MagnetDB: A Longitudinal Torrent Discovery Dataset with IMDb-Matched Movies and TV Shows
Scott Seidenberger, Noah Pursell, Anindya Maiti
TL;DR
MagnetDB addresses the need for a long-running, content-rich view of BitTorrent supply-side dynamics by continuously crawling the BitTorrent DHT over 2018–2024 to compile 28.6M torrents and 950M files, later enriching a subset of video files with IMDb metadata via an Elasticsearch-based matching pipeline using a $2\sigma$ threshold. The approach blends large-scale torrent discovery with detailed file-level parsing and metadata augmentation, yielding a 1.56M IMDb-matched video file subset across roughly 751K movies and 811K TV episodes. Key contributions include a longitudinal, content-centric dataset that reveals supply-side practices, The Scene’s influence, and selective coverage patterns, alongside a transparent processing pipeline and FAIR data principles to enable reproducibility and broad reuse. The work’s significance lies in enabling nuanced analyses of piracy ecosystems, distribution trajectories, and cross-genre platform targeting, with practical implications for cultural analytics, policy, and anti-piracy strategies. MagnetDB thus provides a foundational, open resource for studying the socio-technical dynamics of digital piracy at scale.
Abstract
BitTorrent remains a prominent channel for illicit distribution of copyrighted material, yet the supply side of such content remains understudied.
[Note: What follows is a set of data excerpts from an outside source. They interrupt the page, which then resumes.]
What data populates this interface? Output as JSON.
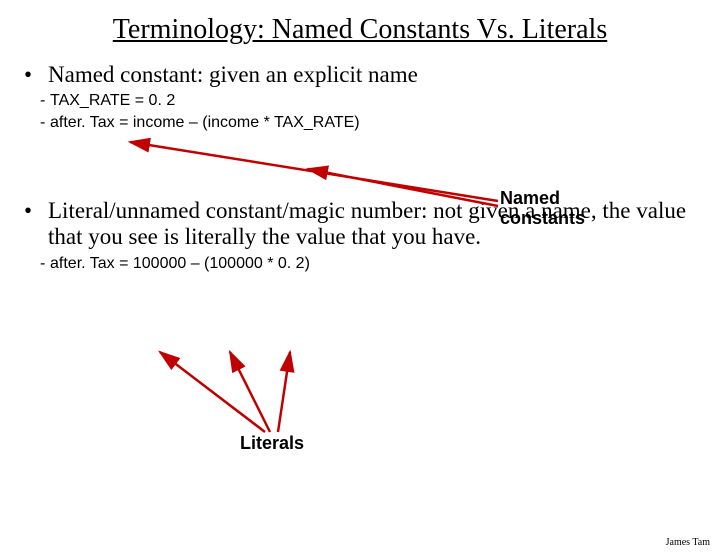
{
  "title": "Terminology: Named Constants Vs. Literals",
  "section1": {
    "heading": "Named constant: given an explicit name",
    "line1": "TAX_RATE = 0. 2",
    "line2": "after. Tax = income – (income * TAX_RATE)",
    "label": "Named constants"
  },
  "section2": {
    "heading": "Literal/unnamed constant/magic number: not given a name, the value that you see is literally the value that you have.",
    "line1": "after. Tax = 100000 – (100000 * 0. 2)",
    "label": "Literals"
  },
  "footer": "James Tam"
}
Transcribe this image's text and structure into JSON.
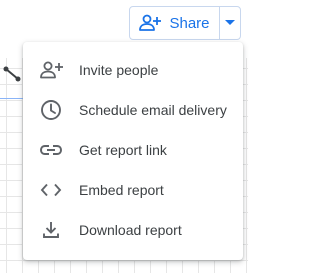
{
  "toolbar": {
    "share_label": "Share",
    "accent_color": "#1a73e8"
  },
  "share_menu": {
    "items": [
      {
        "label": "Invite people",
        "icon": "add-person-icon"
      },
      {
        "label": "Schedule email delivery",
        "icon": "clock-icon"
      },
      {
        "label": "Get report link",
        "icon": "link-icon"
      },
      {
        "label": "Embed report",
        "icon": "code-icon"
      },
      {
        "label": "Download report",
        "icon": "download-icon"
      }
    ]
  },
  "colors": {
    "menu_text": "#3c4043",
    "menu_icon": "#5f6368",
    "grid_line": "#e6e6e6"
  }
}
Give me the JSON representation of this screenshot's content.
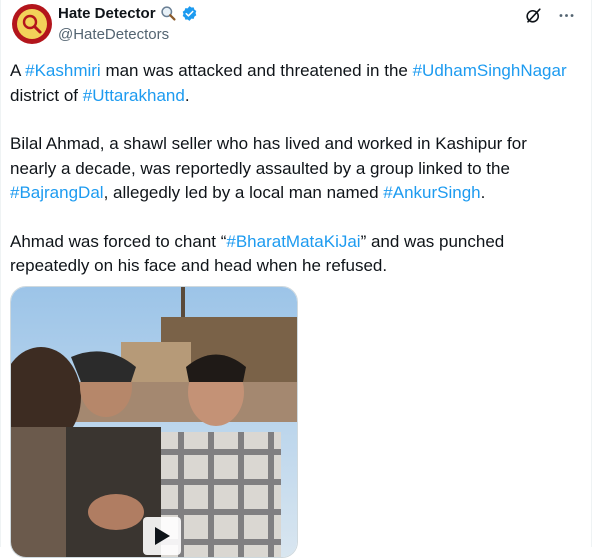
{
  "account": {
    "display_name": "Hate Detector",
    "handle": "@HateDetectors"
  },
  "tweet": {
    "p1": {
      "t1": "A ",
      "h1": "#Kashmiri",
      "t2": " man was attacked and threatened in the ",
      "h2": "#UdhamSinghNagar",
      "t3": " district of ",
      "h3": "#Uttarakhand",
      "t4": "."
    },
    "p2": {
      "t1": "Bilal Ahmad, a shawl seller who has lived and worked in Kashipur for nearly a decade, was reportedly assaulted by a group linked to the ",
      "h1": "#BajrangDal",
      "t2": ", allegedly led by a local man named ",
      "h2": "#AnkurSingh",
      "t3": "."
    },
    "p3": {
      "t1": "Ahmad was forced to chant “",
      "h1": "#BharatMataKiJai",
      "t2": "” and was punched repeatedly on his face and head when he refused."
    }
  },
  "icons": {
    "search": "magnifying-glass-icon",
    "verified": "verified-badge-icon",
    "grok": "grok-icon",
    "more": "more-icon",
    "play": "play-icon"
  },
  "colors": {
    "hashtag": "#1d9bf0",
    "text": "#0f1419",
    "muted": "#536471",
    "verified": "#1d9bf0"
  }
}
We introduce MagnetDB, a longitudinal dataset of torrents discovered through the BitTorrent DHT between 2018 and 2024, containing more than 28.6 million torrents and metadata of more than 950 million files. While our primary focus is on enabling research based on the supply of pirated movies and TV shows, the dataset also encompasses other legitimate and illegitimate torrents. By applying IMDb-matching and annotation to movie and TV show torrents, MagnetDB facilitates detailed analyses of pirated content evolution in the BitTorrent network. Researchers can leverage MagnetDB to examine distribution trends, subcultural practices, and the gift economy within piracy ecosystems. Through its scale and temporal scope, MagnetDB presents a unique opportunity for investigating the broader dynamics of BitTorrent and advancing empirical knowledge on digital piracy.